In another section, hobbes would throw rocks at me safe behind cover. A direct attack wasn’t possible, so I cast a bolt upward, holding my arm out as it traveled, and then brought it crashing onto my enemies with a downward swipe. But my favorite move of all was to grab an enemy with my left hand, fling them straight up, and blast them out of the sky. Pull! As the game progresses your gauntlets will become more powerful and allow you to cast more spells, and certain enemies will require different strategies. Skeletons for example might carry shields, meaning you have to pull the shields out of their hands before you can do damage. It feels right. There’s just something about lifting an enemy into the air, then blasting them with a spell from your palm.

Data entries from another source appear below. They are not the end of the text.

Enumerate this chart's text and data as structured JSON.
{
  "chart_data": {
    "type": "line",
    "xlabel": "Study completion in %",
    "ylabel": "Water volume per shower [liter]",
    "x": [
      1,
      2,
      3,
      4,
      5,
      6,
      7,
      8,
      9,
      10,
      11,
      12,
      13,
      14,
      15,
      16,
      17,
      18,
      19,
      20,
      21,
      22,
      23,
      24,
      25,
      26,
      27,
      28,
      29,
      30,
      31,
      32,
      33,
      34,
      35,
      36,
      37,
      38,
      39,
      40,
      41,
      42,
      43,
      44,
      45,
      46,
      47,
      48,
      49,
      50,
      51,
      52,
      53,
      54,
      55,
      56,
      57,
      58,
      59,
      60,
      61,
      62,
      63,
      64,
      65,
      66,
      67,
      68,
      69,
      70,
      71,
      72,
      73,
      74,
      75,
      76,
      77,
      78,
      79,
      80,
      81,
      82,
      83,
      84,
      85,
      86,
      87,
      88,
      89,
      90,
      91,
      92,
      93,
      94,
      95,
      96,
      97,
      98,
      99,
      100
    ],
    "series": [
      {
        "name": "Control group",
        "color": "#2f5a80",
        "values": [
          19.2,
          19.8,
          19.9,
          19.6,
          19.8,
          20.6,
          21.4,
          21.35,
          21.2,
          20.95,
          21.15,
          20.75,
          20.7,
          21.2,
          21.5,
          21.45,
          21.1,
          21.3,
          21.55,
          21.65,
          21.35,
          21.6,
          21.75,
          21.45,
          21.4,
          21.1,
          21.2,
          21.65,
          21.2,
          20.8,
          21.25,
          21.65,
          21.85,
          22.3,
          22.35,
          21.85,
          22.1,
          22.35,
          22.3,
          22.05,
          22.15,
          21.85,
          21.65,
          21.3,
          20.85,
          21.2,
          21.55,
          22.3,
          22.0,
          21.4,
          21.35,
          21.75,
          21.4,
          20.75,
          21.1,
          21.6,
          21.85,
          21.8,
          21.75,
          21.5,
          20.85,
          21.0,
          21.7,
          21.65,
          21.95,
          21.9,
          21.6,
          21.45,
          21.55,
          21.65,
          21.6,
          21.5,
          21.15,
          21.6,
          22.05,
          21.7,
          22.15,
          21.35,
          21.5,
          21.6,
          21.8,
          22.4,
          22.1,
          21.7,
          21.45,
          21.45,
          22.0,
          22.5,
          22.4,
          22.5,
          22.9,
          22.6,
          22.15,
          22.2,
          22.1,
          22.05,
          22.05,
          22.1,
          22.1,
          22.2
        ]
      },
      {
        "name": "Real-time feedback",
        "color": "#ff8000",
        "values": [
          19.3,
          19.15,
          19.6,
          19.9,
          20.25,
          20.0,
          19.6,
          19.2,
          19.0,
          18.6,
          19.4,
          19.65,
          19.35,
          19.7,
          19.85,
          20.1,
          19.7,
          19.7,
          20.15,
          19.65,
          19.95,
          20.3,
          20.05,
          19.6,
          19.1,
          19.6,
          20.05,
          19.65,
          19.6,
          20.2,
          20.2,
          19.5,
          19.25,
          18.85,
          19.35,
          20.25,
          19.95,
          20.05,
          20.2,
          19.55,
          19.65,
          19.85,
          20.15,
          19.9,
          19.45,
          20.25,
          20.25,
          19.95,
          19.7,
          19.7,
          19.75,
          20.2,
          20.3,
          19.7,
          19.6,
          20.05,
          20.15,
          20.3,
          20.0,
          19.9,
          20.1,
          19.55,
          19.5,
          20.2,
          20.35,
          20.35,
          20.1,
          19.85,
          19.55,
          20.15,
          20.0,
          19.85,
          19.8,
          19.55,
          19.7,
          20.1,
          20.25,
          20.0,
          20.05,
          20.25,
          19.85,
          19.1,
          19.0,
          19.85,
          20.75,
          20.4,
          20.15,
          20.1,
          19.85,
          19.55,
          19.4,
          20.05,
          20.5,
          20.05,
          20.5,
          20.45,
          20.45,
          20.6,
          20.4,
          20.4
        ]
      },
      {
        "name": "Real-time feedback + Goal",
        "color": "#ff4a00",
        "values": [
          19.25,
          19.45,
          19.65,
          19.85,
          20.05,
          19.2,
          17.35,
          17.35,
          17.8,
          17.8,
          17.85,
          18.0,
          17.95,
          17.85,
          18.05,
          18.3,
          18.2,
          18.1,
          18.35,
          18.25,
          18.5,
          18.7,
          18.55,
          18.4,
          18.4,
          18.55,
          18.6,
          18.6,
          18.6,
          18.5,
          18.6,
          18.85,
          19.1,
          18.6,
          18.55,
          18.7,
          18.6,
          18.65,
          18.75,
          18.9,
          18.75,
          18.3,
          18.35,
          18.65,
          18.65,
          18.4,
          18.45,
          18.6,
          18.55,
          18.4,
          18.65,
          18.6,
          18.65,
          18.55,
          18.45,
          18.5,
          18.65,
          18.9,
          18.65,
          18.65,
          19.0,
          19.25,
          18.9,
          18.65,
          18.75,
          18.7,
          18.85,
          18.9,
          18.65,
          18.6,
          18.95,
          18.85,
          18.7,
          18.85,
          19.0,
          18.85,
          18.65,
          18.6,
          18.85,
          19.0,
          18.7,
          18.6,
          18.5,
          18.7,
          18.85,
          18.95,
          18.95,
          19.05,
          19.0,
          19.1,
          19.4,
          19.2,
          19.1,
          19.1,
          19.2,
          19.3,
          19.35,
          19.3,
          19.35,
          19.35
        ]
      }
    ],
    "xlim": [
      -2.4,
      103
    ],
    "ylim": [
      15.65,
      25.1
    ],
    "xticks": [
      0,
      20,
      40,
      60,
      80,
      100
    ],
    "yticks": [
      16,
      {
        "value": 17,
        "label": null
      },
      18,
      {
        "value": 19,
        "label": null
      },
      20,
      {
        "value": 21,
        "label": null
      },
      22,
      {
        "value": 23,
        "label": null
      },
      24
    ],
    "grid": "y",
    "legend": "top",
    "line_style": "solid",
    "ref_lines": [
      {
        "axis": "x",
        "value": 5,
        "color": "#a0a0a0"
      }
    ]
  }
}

Fable: The Journey doesn’t always provide effective motion controls. The game demands accuracy, but Kinect sometimes seemed to place my bolts significantly off-target. It helps to relax instead of trying to perform the action perfectly. These issues can take you out of the game, but it feels great when everything works. The Kinect simply can’t provide a consistent experience yet, and that’s frustrating. There is one final gripe though.
When driving the carriage, you wave both arms up and down to crack the reins to increase speed, push one arm forward as you pull the other back to turn, pull back with both to slow down, or raise both to immediately stop. Cracking the reins and the motion to slow down made sense, but turning didn’t, because the technique used was both inaccurate and illogical. You don’t need to push an arm forward to give the reins enough slack for the horse to turn in real life. If you do, the reins are too tight. As for illogical, pulling straight back is fine, but it’s a beginner technique. The horse in The Journey seems to be pretty advanced, so she should know how to neck rein, which is how I rode for 10-odd years of my life.
Magic gauntlets that transform me into the savior of the world? Yeah, I buy that. Evil shadow from beyond dimensions wants to kill us all? Sure, why not. But I couldn’t buy that my horse didn’t know neck reining. You only need to gently tug to the side to get well-trained horses to turn, and yanking the reins up above your head stresses them. I get that development was constrained by what motions the Kinect could pick up, and this could sound like a lawyer complaining about Law and Order not being accurate, but it bothered me.
I can forgive the horse controls though because, minor hiccups aside, Fable: The Journey is one of the smoothest Kinect experiences so far.